One of the key points raised in the SBI Research report is the possible stake sale by Life Insurance Corporation of India (LIC) and the Centre in IDBI Bank. The government and LIC are looking to sell nearly 61% stake in IDBI Bank, with several potential buyers showing interest. This suggests a changing landscape for PSBs under ongoing reforms, including reducing ownership stake, providing greater HR autonomy, investing in digital and IT infrastructure, and aligning the priority sector lending (PSL) framework with national priorities. The report emphasizes the need for realistic divestment targets and increased collaboration with global peers to bolster the Indian banking system.
The interim budget presented in February this year revised the divestment estimate for 2023-24 to Rs 30,000 crore from Rs 51,000 crore initially budgeted. Additionally, the target for 2024-25 has been set at Rs 50,000 crore. A recent report by CareEdge Ratings highlights the total divestment potential in the market, estimating it to be around Rs 11.5 trillion, assuming the government maintains at least a 51% stake in public undertaking companies. Public sector enterprises are expected to contribute around Rs 5 trillion, while public sector banks and insurance firms could potentially add another Rs 6.5 trillion to this divestment potential.

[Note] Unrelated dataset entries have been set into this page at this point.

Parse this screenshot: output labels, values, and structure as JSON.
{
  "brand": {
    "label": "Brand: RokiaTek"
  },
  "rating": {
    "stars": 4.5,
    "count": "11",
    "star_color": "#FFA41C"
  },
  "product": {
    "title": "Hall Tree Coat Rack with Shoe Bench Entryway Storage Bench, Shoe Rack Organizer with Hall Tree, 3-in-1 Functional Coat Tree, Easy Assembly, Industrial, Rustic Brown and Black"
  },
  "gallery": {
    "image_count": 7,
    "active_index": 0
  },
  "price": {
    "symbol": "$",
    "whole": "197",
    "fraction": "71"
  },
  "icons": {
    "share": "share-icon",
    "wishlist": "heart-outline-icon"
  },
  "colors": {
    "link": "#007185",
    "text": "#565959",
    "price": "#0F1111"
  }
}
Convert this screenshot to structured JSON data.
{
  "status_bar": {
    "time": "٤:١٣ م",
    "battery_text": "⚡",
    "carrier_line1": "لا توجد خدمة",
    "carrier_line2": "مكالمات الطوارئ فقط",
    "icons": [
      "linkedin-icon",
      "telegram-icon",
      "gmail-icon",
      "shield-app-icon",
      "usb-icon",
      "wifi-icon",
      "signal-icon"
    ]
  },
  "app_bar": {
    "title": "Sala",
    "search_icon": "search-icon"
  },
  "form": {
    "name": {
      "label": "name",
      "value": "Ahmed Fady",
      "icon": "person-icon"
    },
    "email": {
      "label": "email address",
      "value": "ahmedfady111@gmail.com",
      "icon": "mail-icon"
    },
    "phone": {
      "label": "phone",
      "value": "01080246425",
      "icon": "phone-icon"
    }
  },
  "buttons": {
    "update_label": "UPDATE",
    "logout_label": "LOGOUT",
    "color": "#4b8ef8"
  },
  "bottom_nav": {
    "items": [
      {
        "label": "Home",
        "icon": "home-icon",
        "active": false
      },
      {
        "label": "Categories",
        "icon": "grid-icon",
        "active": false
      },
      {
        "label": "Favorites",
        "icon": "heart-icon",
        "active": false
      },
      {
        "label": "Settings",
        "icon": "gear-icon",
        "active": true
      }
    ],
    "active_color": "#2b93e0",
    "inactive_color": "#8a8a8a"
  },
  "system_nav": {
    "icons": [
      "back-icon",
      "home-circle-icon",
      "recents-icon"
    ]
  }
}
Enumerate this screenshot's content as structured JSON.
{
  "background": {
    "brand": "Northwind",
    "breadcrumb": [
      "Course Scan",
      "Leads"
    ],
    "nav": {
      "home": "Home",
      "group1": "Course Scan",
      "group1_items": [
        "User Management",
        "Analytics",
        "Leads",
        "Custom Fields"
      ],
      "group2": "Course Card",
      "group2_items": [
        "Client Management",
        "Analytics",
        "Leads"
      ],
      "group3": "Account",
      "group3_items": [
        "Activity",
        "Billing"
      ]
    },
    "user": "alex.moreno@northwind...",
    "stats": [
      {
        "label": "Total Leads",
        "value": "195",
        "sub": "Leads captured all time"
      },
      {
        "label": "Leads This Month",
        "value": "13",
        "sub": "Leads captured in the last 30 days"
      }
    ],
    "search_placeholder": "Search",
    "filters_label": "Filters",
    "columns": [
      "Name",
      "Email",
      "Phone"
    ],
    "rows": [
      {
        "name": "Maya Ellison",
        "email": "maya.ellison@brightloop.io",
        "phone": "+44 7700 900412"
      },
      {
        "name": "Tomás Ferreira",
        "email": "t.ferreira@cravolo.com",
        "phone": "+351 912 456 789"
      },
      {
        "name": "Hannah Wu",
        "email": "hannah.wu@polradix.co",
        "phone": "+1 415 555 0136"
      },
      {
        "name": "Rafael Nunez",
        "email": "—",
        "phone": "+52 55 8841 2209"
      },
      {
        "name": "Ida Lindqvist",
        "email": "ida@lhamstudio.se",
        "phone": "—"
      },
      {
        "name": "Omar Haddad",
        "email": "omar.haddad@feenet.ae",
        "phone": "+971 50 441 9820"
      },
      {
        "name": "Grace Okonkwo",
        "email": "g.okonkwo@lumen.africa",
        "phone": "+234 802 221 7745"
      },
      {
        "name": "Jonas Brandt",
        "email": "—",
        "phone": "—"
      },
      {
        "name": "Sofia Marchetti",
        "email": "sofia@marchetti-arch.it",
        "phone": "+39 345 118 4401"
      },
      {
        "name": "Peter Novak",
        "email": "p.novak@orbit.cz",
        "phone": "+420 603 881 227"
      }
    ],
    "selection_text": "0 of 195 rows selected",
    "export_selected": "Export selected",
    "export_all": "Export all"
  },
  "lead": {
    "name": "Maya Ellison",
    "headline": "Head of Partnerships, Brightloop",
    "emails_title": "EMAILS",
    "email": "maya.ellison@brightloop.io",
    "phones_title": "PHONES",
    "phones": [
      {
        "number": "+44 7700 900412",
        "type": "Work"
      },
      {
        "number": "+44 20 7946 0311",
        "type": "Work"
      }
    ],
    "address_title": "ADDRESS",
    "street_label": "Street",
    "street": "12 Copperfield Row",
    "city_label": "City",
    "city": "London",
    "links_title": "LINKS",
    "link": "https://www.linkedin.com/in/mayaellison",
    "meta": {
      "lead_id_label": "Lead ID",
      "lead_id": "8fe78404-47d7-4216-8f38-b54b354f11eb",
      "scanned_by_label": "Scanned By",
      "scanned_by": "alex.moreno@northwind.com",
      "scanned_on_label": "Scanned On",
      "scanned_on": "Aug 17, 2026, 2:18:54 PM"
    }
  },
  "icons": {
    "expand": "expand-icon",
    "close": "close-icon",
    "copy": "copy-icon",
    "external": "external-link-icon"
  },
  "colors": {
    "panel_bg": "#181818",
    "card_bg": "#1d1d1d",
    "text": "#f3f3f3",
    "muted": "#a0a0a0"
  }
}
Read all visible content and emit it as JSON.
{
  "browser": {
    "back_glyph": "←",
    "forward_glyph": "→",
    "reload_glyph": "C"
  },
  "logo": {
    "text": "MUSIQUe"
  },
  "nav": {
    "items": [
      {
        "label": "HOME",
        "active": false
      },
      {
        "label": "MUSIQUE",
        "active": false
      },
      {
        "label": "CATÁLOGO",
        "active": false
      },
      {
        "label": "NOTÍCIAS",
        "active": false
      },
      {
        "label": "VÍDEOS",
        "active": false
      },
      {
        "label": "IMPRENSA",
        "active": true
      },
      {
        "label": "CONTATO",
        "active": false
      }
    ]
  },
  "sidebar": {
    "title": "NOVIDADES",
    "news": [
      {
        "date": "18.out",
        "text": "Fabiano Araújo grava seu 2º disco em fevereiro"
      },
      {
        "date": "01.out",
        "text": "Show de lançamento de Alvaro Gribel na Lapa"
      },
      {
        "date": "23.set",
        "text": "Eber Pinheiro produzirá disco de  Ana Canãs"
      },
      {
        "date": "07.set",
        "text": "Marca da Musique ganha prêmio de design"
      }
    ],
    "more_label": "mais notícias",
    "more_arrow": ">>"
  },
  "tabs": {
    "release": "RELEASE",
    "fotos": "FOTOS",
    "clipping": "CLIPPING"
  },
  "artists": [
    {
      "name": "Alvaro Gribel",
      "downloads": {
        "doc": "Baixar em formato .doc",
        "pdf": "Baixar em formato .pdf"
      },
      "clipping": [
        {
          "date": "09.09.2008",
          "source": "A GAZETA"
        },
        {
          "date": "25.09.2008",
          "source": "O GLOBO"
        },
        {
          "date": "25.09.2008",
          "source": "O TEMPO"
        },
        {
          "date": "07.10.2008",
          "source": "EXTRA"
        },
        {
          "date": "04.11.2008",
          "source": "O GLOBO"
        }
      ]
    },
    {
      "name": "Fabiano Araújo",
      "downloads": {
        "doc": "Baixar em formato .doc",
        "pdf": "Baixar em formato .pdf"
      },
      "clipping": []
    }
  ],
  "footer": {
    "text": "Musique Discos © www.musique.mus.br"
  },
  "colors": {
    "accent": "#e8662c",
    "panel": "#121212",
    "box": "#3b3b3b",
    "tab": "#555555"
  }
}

Going forward, it is believed that the government will maintain its divestment target at Rs 50,000 crore in the upcoming budget to be presented on July 23. The report suggests that with the changing landscape in the banking sector and the need for increased capital and confidence, it is imperative for the government to outline a clear roadmap for divestment in PSBs. This would not only attract much-needed investments but also align the banking system with global standards and best practices, ultimately benefiting the economy as a whole. With the right approach and collaboration with international peers, the Indian banking sector could see significant growth and stability in the years to come.